Same question I asked on StackOverflow http://stackoverflow.com/questions/35191932/parallelizing-slic-superpixels-algorithm-on-opencv-2-4
background
OpenCV 3.0 has a contrib module where SLIC superpixels are introduced. In the previous version, only SEEDS superpixel implementation was there.
I cannot jump to OpenCV 3.0 since I am working with Nvidia Jetson TX1 which is CPU optimized with a closed source version of OpenCV 2.4.10 .
I intend to take benefit of the highly parallel architecture of the Jetson. I got a simple SLIC superpixel code working with OpenCV 2.4.
problem
My question is: how to take benefit of the OpenCV GPU class for parallelizing a bunch of nested for loops [ which is happening in my case]

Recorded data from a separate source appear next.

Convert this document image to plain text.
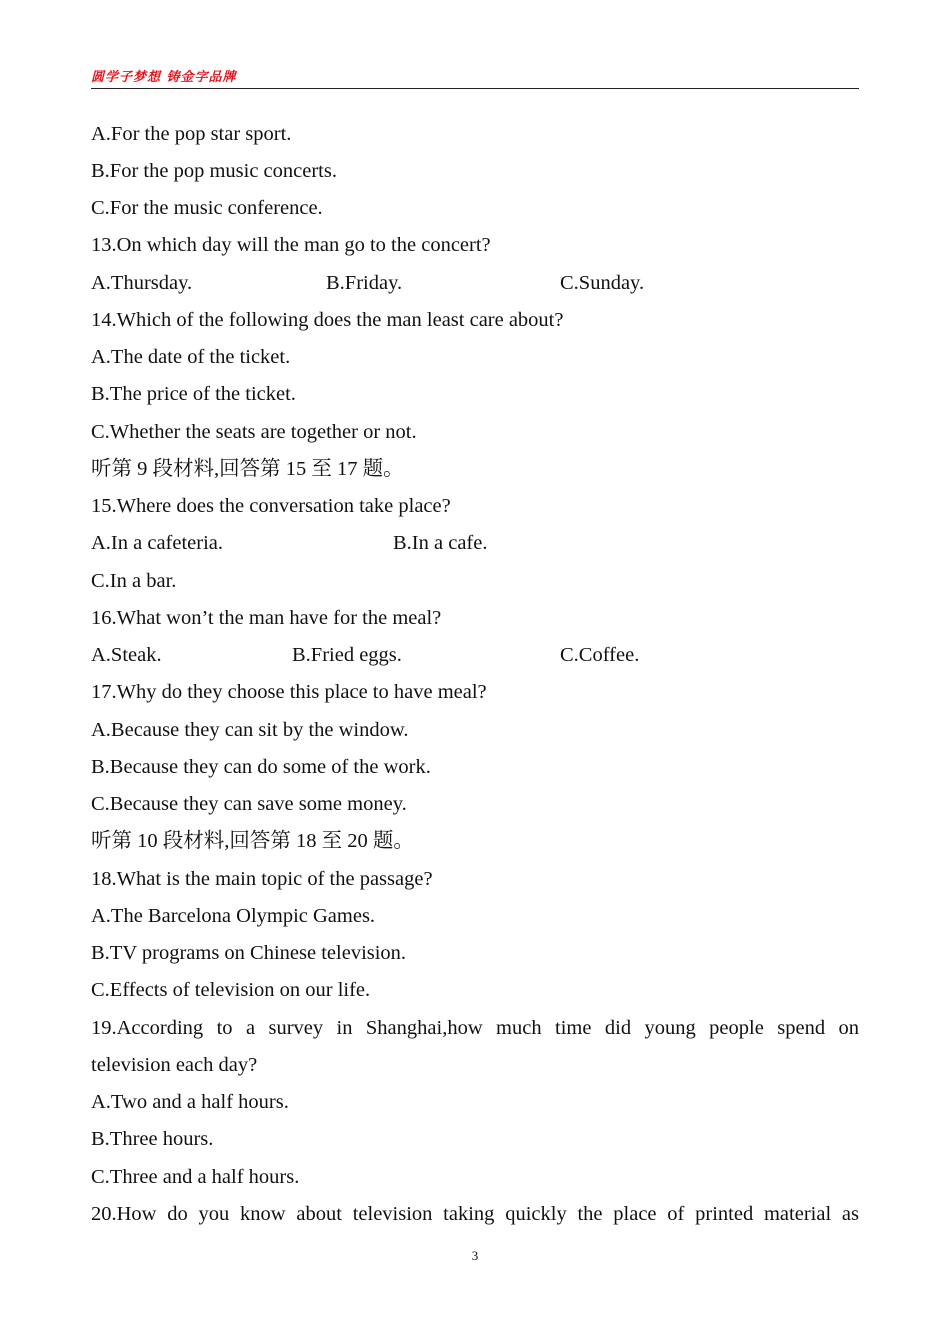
圆学子梦想 铸金字品牌
A.For the pop star sport.
B.For the pop music concerts.
C.For the music conference.
13.On which day will the man go to the concert?
A.Thursday.	B.Friday.	C.Sunday.
14.Which of the following does the man least care about?
A.The date of the ticket.
B.The price of the ticket.
C.Whether the seats are together or not.
听第 9 段材料,回答第 15 至 17 题。
15.Where does the conversation take place?
A.In a cafeteria.	B.In a cafe.
C.In a bar.
16.What won’t the man have for the meal?
A.Steak.	B.Fried eggs.	C.Coffee.
17.Why do they choose this place to have meal?
A.Because they can sit by the window.
B.Because they can do some of the work.
C.Because they can save some money.
听第 10 段材料,回答第 18 至 20 题。
18.What is the main topic of the passage?
A.The Barcelona Olympic Games.
B.TV programs on Chinese television.
C.Effects of television on our life.
19.According to a survey in Shanghai,how much time did young people spend on
television each day?
A.Two and a half hours.
B.Three hours.
C.Three and a half hours.
20.How do you know about television taking quickly the place of printed material as
3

Basically I have something like this :
for(;;) // reading video frame by frame
{
Mat im;
cap >> im;
...
...
for(int i=0; i<5; i++) //Localized K-means. 5 iterations is enough for my purpose.
{
for(cluster_no=0; cluster_no<total_clusters; cluster_no++)
{
...
// Determine length and width of the current cluster.
...
for(each pixel in the current cluster span)
{
// Compute distance between current cluster center and current pixel
...
}
}
}
// Compute new cluster centres based on the pixel distribution.
// Update the clusters.
}
Looking at the OpenCV 3.0 implementation https://github.com/Itseez/opencv_contrib/blob/master/modules/ximgproc/src/slic.cpp#L1217 (line 1217), they too have optimised this using the parallel_for function of TBB. Is there a way to do this using the OpenCV 2.4 GPU class. Or if there’s not, does that mean I have to use CUDA explicitly.